Following the announcement that the pope was resigning, bashers came out of the woodwork. But the hit piece that aired on “Entertainment Tonight” (ET) was clearly one of the worst.
The segment began with correspondent Brian Ross complaining that many years ago he was slapped on the wrist by Cardinal Joseph Ratzinger. The occasion for this “brutality” was Ross’ decision to badger the would-be pope as he was walking to a car. Ross said, “It actually stung.” He didn’t say whether he went to the ER.
Next up was a promo for the documentary “Mea Maxima Culpa,” a classic agit-prop film that is strewn with lies. Viewers learned that Pope Benedict XVI investigated, “but without much effect,” the charges levied against Father Marcial Maciel. Another savant asked, “Did Benedict punish him in any way?” To which he exclaimed, “No.” Then why was Benedict credited by his critics for removing Maciel from ministry and launching a Vatican take-over of his religious order?

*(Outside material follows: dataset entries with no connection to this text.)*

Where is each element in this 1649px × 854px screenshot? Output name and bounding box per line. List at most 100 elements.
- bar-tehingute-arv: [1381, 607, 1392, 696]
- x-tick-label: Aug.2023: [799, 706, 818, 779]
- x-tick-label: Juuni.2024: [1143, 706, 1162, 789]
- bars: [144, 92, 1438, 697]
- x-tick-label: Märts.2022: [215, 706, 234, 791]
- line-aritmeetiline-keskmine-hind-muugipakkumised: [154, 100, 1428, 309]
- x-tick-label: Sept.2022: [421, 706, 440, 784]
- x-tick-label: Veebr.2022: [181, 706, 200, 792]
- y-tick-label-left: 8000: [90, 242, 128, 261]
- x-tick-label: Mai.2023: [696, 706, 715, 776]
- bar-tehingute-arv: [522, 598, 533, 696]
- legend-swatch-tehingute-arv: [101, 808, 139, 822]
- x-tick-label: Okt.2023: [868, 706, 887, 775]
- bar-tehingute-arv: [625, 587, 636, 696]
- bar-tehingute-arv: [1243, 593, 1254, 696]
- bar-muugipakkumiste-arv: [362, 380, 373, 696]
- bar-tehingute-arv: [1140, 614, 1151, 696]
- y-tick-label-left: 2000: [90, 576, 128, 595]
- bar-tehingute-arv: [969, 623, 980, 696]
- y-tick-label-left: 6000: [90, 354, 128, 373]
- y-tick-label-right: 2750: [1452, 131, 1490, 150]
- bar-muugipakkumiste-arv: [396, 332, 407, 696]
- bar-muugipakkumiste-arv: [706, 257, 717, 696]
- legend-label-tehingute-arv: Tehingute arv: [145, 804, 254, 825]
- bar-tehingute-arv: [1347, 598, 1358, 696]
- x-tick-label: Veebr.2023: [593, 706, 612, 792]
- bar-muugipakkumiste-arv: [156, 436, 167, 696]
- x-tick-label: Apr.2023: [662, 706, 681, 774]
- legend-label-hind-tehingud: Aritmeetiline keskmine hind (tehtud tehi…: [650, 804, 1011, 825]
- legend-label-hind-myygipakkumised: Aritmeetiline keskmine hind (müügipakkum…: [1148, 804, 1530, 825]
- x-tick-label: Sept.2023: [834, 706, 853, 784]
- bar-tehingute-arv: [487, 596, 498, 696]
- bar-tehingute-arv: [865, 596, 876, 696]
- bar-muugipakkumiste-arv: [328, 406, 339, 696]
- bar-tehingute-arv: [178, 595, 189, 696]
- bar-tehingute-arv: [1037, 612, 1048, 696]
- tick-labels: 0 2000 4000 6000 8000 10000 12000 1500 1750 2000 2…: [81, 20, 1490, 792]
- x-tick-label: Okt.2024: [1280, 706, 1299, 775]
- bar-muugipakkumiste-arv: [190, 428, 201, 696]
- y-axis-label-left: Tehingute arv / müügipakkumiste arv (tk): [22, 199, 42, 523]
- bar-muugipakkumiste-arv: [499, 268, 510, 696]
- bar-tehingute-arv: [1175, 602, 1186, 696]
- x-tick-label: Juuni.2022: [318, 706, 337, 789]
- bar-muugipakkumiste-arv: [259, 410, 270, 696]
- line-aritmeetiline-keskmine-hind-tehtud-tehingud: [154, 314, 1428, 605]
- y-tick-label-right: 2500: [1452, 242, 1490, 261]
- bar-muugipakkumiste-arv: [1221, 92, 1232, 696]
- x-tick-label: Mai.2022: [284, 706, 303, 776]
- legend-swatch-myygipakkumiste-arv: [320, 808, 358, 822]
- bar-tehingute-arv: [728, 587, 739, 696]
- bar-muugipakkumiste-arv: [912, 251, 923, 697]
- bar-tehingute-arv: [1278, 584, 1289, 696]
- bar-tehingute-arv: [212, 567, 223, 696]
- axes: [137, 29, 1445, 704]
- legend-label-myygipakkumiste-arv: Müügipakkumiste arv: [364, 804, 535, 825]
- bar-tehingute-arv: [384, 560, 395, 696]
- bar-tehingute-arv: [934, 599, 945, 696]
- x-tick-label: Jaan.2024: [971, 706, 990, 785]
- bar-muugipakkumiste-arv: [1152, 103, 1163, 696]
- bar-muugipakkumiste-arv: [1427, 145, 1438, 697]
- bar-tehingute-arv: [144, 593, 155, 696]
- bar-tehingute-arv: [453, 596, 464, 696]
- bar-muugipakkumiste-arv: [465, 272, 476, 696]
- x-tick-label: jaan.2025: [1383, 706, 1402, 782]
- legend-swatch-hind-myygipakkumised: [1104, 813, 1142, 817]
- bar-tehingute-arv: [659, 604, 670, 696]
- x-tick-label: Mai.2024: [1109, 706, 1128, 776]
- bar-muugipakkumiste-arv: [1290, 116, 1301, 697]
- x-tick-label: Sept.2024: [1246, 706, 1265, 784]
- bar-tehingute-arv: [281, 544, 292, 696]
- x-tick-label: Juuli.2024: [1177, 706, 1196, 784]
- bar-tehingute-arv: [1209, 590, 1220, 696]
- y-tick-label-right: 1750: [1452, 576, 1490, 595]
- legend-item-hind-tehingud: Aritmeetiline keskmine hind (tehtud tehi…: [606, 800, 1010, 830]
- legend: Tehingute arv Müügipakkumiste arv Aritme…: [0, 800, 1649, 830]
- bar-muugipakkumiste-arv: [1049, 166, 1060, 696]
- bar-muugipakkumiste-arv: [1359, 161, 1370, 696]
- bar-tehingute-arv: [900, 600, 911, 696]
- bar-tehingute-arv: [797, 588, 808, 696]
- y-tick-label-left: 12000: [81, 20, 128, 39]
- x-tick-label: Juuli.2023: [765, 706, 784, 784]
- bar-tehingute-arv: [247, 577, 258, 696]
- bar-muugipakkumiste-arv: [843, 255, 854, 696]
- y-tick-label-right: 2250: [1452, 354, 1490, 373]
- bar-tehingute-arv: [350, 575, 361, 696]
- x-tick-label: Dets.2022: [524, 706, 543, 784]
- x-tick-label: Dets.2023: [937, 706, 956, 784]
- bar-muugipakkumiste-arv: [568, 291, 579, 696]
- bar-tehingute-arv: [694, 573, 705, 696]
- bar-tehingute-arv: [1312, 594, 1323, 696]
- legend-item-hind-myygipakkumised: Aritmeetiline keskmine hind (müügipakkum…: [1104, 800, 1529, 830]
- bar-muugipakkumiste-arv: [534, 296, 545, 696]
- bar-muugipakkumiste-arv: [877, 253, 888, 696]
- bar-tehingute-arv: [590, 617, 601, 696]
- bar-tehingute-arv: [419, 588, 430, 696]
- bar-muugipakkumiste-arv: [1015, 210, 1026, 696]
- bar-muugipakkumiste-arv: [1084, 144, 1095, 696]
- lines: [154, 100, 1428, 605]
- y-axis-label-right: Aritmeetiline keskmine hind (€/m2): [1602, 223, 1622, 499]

The ET segment then said “the film implies that the pope…was at the epicenter” of the scandal. Agreed. That’s all the film does is imply. When there is no evidence to support outrageous claims, mud-slinging is all that is left. Similarly, we learn that documents on priestly wrongdoing “are said to be kept in secret Vatican archives.” More innuendo. Absent evidence, conjecture was the best they could do.
Then they rolled out the paranoid attorney Jeffrey Anderson. “There is an enormous worldwide conspiracy—a cover-up at the highest level in the Catholic Church.” Not mentioned was the fact that all of his lawsuits to get the Vatican have failed.
ET owes Catholics an apology for this Mafioso-style propaganda.